Reflections on the activist Vigil held Thursday reveal a new side of environmentalists’ campaign.  Now, as a deal seems to have been reached, will it satisfy the demands of clergy and follower alike?

The candles aglow and complemented by the natural darkness of Copenhagen provided a somber background for an uplifting vigil last Thursday night at Klimaforum.  At times touching and heartfelt, speakers ranged from the inspired to the somewhat sappy.  Two fasters forty-two days famished, NGO leaders including 350.org founder Bill Mckibben, and several amateur activist songwriters were among those who addressed the audience.  They spoke of universal commitment and the need for “The Real Deal”, their euphemism for an agreement that expands the world’s perspective and alters the actions of those who negatively impact the climate.
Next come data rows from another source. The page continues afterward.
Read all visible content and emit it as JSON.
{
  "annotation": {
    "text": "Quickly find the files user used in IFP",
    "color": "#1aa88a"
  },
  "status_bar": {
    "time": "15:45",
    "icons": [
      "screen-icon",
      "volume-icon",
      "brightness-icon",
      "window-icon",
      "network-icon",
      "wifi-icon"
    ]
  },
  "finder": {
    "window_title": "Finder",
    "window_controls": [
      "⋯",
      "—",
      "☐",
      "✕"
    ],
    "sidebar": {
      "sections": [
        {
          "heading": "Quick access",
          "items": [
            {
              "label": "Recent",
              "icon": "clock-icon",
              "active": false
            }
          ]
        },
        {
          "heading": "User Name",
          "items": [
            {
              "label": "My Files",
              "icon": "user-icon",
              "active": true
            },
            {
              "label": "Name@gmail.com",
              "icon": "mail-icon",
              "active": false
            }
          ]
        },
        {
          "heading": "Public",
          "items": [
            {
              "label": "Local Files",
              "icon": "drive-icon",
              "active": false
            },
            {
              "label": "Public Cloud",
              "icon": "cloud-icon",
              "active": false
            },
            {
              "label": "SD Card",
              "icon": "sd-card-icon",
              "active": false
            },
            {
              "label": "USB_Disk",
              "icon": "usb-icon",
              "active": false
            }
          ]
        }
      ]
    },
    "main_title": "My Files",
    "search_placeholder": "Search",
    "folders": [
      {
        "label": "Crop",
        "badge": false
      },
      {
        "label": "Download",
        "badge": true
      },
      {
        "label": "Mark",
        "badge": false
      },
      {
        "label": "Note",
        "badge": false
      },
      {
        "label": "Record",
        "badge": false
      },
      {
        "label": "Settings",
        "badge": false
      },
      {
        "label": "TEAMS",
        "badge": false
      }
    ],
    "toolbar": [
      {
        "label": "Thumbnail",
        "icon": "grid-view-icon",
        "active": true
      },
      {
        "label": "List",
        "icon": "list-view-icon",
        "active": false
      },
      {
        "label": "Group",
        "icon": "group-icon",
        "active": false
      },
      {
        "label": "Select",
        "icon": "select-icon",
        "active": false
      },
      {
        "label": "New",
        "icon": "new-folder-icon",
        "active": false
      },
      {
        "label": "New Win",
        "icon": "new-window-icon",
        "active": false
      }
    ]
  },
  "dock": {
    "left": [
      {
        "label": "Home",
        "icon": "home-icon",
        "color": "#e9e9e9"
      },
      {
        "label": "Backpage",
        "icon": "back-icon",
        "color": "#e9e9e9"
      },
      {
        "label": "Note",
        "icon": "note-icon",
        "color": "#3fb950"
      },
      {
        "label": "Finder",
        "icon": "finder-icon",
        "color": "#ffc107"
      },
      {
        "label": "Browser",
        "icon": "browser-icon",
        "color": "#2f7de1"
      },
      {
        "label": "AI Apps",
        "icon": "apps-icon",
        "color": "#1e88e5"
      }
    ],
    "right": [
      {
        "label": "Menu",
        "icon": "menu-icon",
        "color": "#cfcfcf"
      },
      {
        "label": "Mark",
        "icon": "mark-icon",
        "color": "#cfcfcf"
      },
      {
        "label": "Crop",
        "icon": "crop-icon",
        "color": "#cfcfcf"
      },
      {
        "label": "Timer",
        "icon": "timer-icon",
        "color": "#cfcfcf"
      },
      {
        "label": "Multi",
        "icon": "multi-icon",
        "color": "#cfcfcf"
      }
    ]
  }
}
“President Obama’s name on a piece of paper won’t save us, “ Deepa Gupta, emcee for the evening, said as the event concluded with a rallying call in the form of reflective silence.  The audience was asked to take out a pen and write of the vision they have for the world in 2050.  Words on a page, a “simple thing” she reasoned, is the sort of offering this generation must supplement with action.   As the leaders spoke and the singers sang, the speakers offered a status quo condemnation laced with the timid optimism of a minority movement entering the global spotlight.  McKibben, a twenty-year veteran of the environmental movement offered an encouraging balance point to the audience of Bella Center refugees.  Most were members of NGO’s who had been kicked out of the main arena just as the prime event was taking place.

He told them of how he had been in Kyoto for the first major global protocol some twelve years ago and how then, in stark contrast to today’s movement, there was little to no civil society present, not to mention virtually no youth involvement.

The vigil continued with other speakers and included an opening song from a member of a native tribe in Canada.  He offered prayerful intensity as he performed his song of restrained optimism. A quasi-religious ceremony, a devout congregation, and faithful servant leaders are the hallmarks of the new environmental movement.  The only question that remains is whether their actions will stir change in their delegates, and whether their delegates will choose to answer their prayers.